Независимо от рифм, стих Пушкина исполнен высокой музыкальности. Это достигается прежде всего крайне осторожным выбором звуков. Как эвритмист, Пушкин не знает себе равных в русской поэзии до наших дней. Можно указать у него лишь самое ограниченное число неудачных сочетаний звуков. Напротив, наблюдая сочетания и столкновения согласных и гласных у Пушкина, мы постоянно видим величайшую заботливость поэта о легком, музыкальном переходе от одного слога, от одного слова, от одного стиха к другому. Для Пушкина характерны такие переходы от слова к слову, как «Отрок милый, отрок нежный», «Трубит ли рог, гремит ли гром», «Бог помочь вам, друзья мои», «Режь меня» и т. п., где столкновения согласных не дают никакого затруднения в чтении, или «Мои утраченные годы», «Гордой юности моей», «Легко и радостно играет», «Порой опять» и т. д., где столь же легки столкновения гласных. Впрочем, столкновения гласных у Пушкина сравнительно редки: в большинстве случаев слово, кончающееся на гласную, а тем более на две гласных, вызывает у Пушкина следом слово, начинающееся с согласной. Это правило он часто соблюдает даже в тех случаях, когда слово на гласную кончает стих или полустишие. Разумеется, требования звуковой изобразительности заставляют иногда Пушкина нарушать эти правила. Таков, например, стих: «Адмиралтейская игла»; таково намеренное нагромождение сталкивающихся согласных в стихе: «Ты – трус, ты – раб, ты – армянин» и т. п. Но даже в этих стихах эвритмия соблюдена.

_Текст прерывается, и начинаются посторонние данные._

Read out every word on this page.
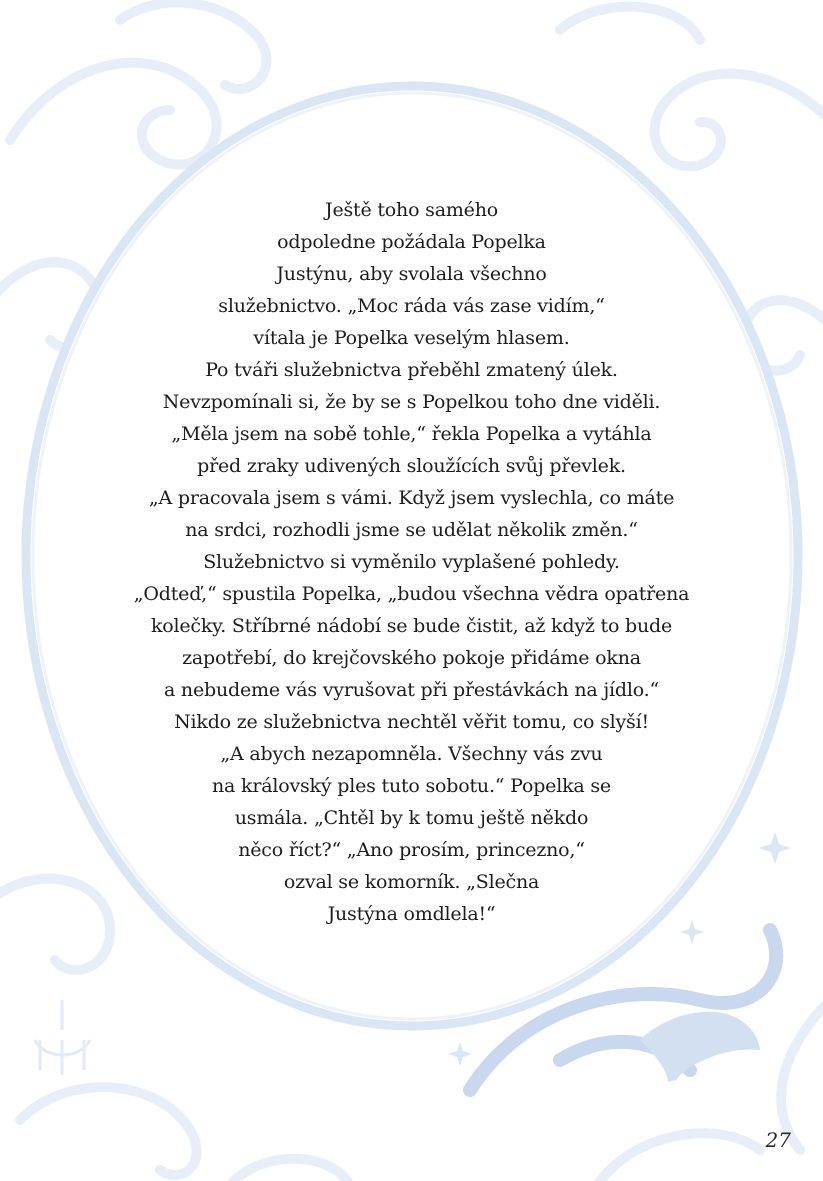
Ještě toho samého
odpoledne požádala Popelka
Justýnu, aby svolala všechno
služebnictvo. „Moc ráda vás zase vidím,“
vítala je Popelka veselým hlasem.
Po tváři služebnictva přeběhl zmatený úlek.
Nevzpomínali si, že by se s Popelkou toho dne viděli.
„Měla jsem na sobě tohle,“ řekla Popelka a vytáhla
před zraky udivených sloužících svůj převlek.
„A pracovala jsem s vámi. Když jsem vyslechla, co máte
na srdci, rozhodli jsme se udělat několik změn.“
Služebnictvo si vyměnilo vyplašené pohledy.
„Odteď,“ spustila Popelka, „budou všechna vědra opatřena
kolečky. Stříbrné nádobí se bude čistit, až když to bude
zapotřebí, do krejčovského pokoje přidáme okna
a nebudeme vás vyrušovat při přestávkách na jídlo.“
Nikdo ze služebnictva nechtěl věřit tomu, co slyší!
„A abych nezapomněla. Všechny vás zvu
na královský ples tuto sobotu.“ Popelka se
usmála. „Chtěl by k tomu ještě někdo
něco říct?“ „Ano prosím, princezno,“
ozval se komorník. „Slečna
Justýna omdlela!“
27
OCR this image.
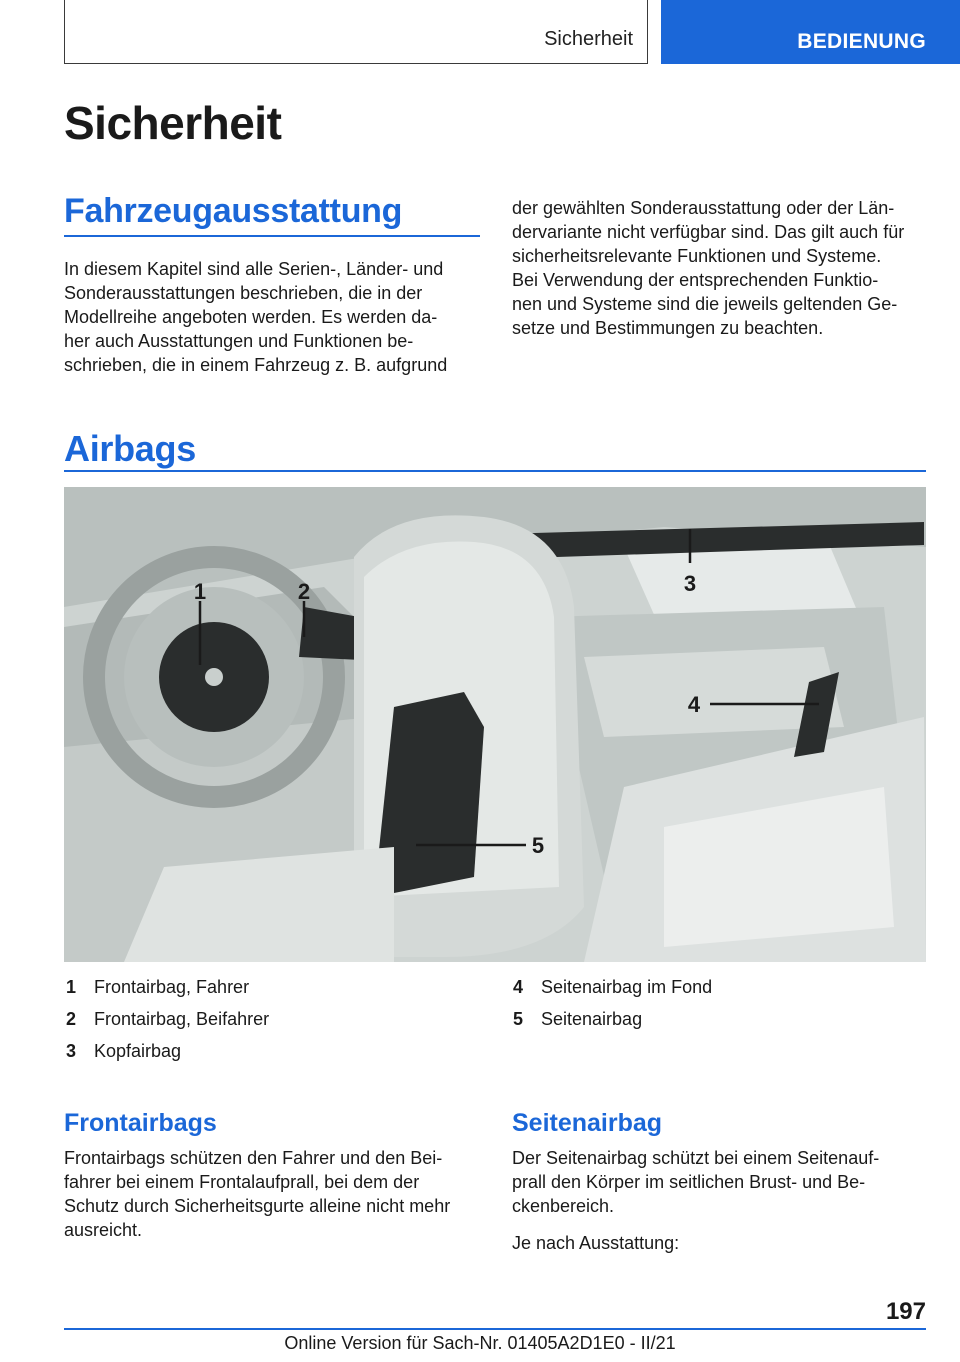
Sicherheit	BEDIENUNG
Sicherheit
Fahrzeugausstattung
In diesem Kapitel sind alle Serien-, Länder- und
Sonderausstattungen beschrieben, die in der
Modellreihe angeboten werden. Es werden da-
her auch Ausstattungen und Funktionen be-
schrieben, die in einem Fahrzeug z. B. aufgrund
der gewählten Sonderausstattung oder der Län-
dervariante nicht verfügbar sind. Das gilt auch für
sicherheitsrelevante Funktionen und Systeme.
Bei Verwendung der entsprechenden Funktio-
nen und Systeme sind die jeweils geltenden Ge-
setze und Bestimmungen zu beachten.
Airbags
1	2	3
4
5
1 Frontairbag, Fahrer
2 Frontairbag, Beifahrer
3 Kopfairbag
4 Seitenairbag im Fond
5 Seitenairbag
Frontairbags
Frontairbags schützen den Fahrer und den Bei-
fahrer bei einem Frontalaufprall, bei dem der
Schutz durch Sicherheitsgurte alleine nicht mehr
ausreicht.
Seitenairbag
Der Seitenairbag schützt bei einem Seitenauf-
prall den Körper im seitlichen Brust- und Be-
ckenbereich.
Je nach Ausstattung:
197
Online Version für Sach-Nr. 01405A2D1E0 - II/21
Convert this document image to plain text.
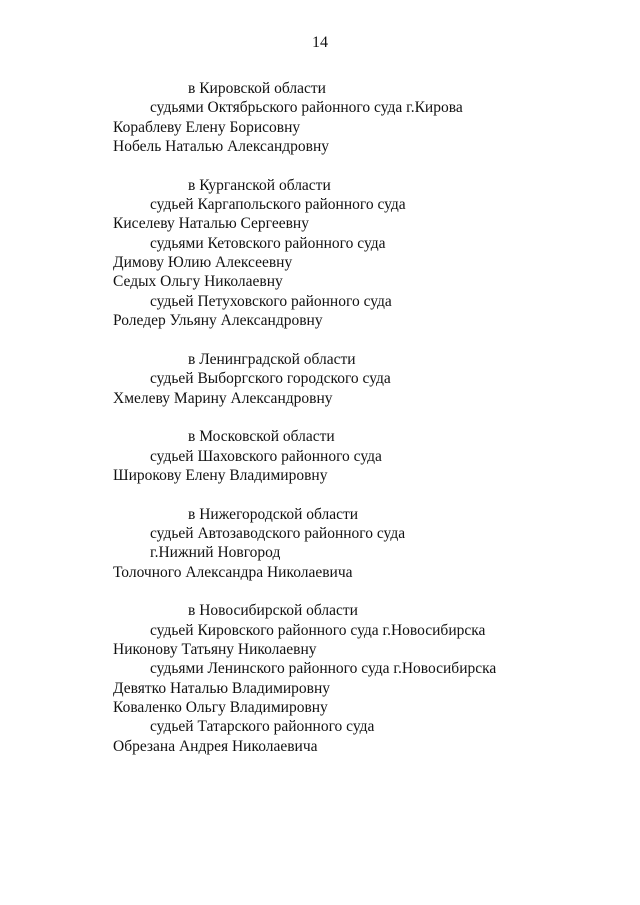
14
в Кировской области
судьями Октябрьского районного суда г.Кирова
Кораблеву Елену Борисовну
Нобель Наталью Александровну
в Курганской области
судьей Каргапольского районного суда
Киселеву Наталью Сергеевну
судьями Кетовского районного суда
Димову Юлию Алексеевну
Седых Ольгу Николаевну
судьей Петуховского районного суда
Роледер Ульяну Александровну
в Ленинградской области
судьей Выборгского городского суда
Хмелеву Марину Александровну
в Московской области
судьей Шаховского районного суда
Широкову Елену Владимировну
в Нижегородской области
судьей Автозаводского районного суда
г.Нижний Новгород
Толочного Александра Николаевича
в Новосибирской области
судьей Кировского районного суда г.Новосибирска
Никонову Татьяну Николаевну
судьями Ленинского районного суда г.Новосибирска
Девятко Наталью Владимировну
Коваленко Ольгу Владимировну
судьей Татарского районного суда
Обрезана Андрея Николаевича
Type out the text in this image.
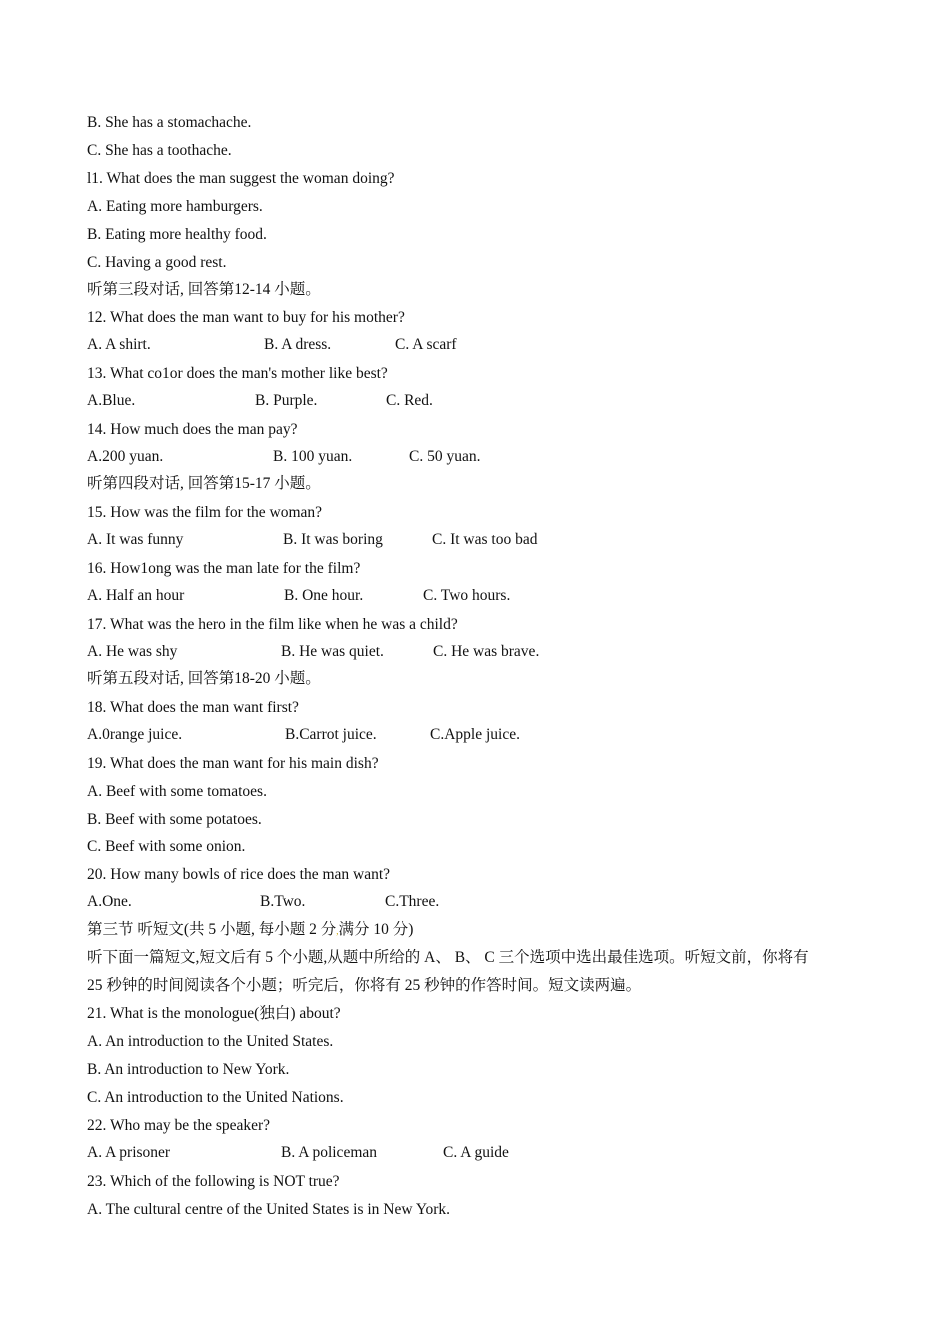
B. She has a stomachache.
C. She has a toothache.
l1. What does the man suggest the woman doing?
A. Eating more hamburgers.
B. Eating more healthy food.
C. Having a good rest.
听第三段对话, 回答第12-14 小题。
12. What does the man want to buy for his mother?
A. A shirt.	B. A dress.	C. A scarf
13. What co1or does the man's mother like best?
A.Blue.	B. Purple.	C. Red.
14. How much does the man pay?
A.200 yuan.	B. 100 yuan.	C. 50 yuan.
听第四段对话, 回答第15-17 小题。
15. How was the film for the woman?
A. It was funny	B. It was boring	C. It was too bad
16. How1ong was the man late for the film?
A. Half an hour	B. One hour.	C. Two hours.
17. What was the hero in the film like when he was a child?
A. He was shy	B. He was quiet.	C. He was brave.
听第五段对话, 回答第18-20 小题。
18. What does the man want first?
A.0range juice.	B.Carrot juice.	C.Apple juice.
19. What does the man want for his main dish?
A. Beef with some tomatoes.
B. Beef with some potatoes.
C. Beef with some onion.
20. How many bowls of rice does the man want?
A.One.	B.Two.	C.Three.
第三节 听短文(共 5 小题, 每小题 2 分,满分 10 分)
听下面一篇短文,短文后有 5 个小题,从题中所给的 A、 B、 C 三个选项中选出最佳选项。听短文前，你将有
25 秒钟的时间阅读各个小题；听完后，你将有 25 秒钟的作答时间。短文读两遍。
21. What is the monologue(独白) about?
A. An introduction to the United States.
B. An introduction to New York.
C. An introduction to the United Nations.
22. Who may be the speaker?
A. A prisoner	B. A policeman	C. A guide
23. Which of the following is NOT true?
A. The cultural centre of the United States is in New York.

Вторым средством музыкальности стиха является аллитерация. Стих только тогда музыкален, когда гласные и согласные слов приведены между собою в известную гармонию. Простейшей формой аллитерации (собственно аллитерацией) служит единоначатие: слова или слоги в словах начинаются с одного и того же звука. Развитием аллитерации служит вообще согласование всех звуков слов в гармонии. Понимая первенствующее значение аллитерации в музыке стиха, Пушкин, однако, заботился о том, чтобы она назойливо не выступала на первое место. Аллитерации у Пушкина большею частью скрыты, чувствуются в чтении, но почти незаметны без внимательного разбора. Он предпочитал аллитерации внутри слов, а не в начальных звуках, или аллитерации через слово, а не в словах, стоящих рядом.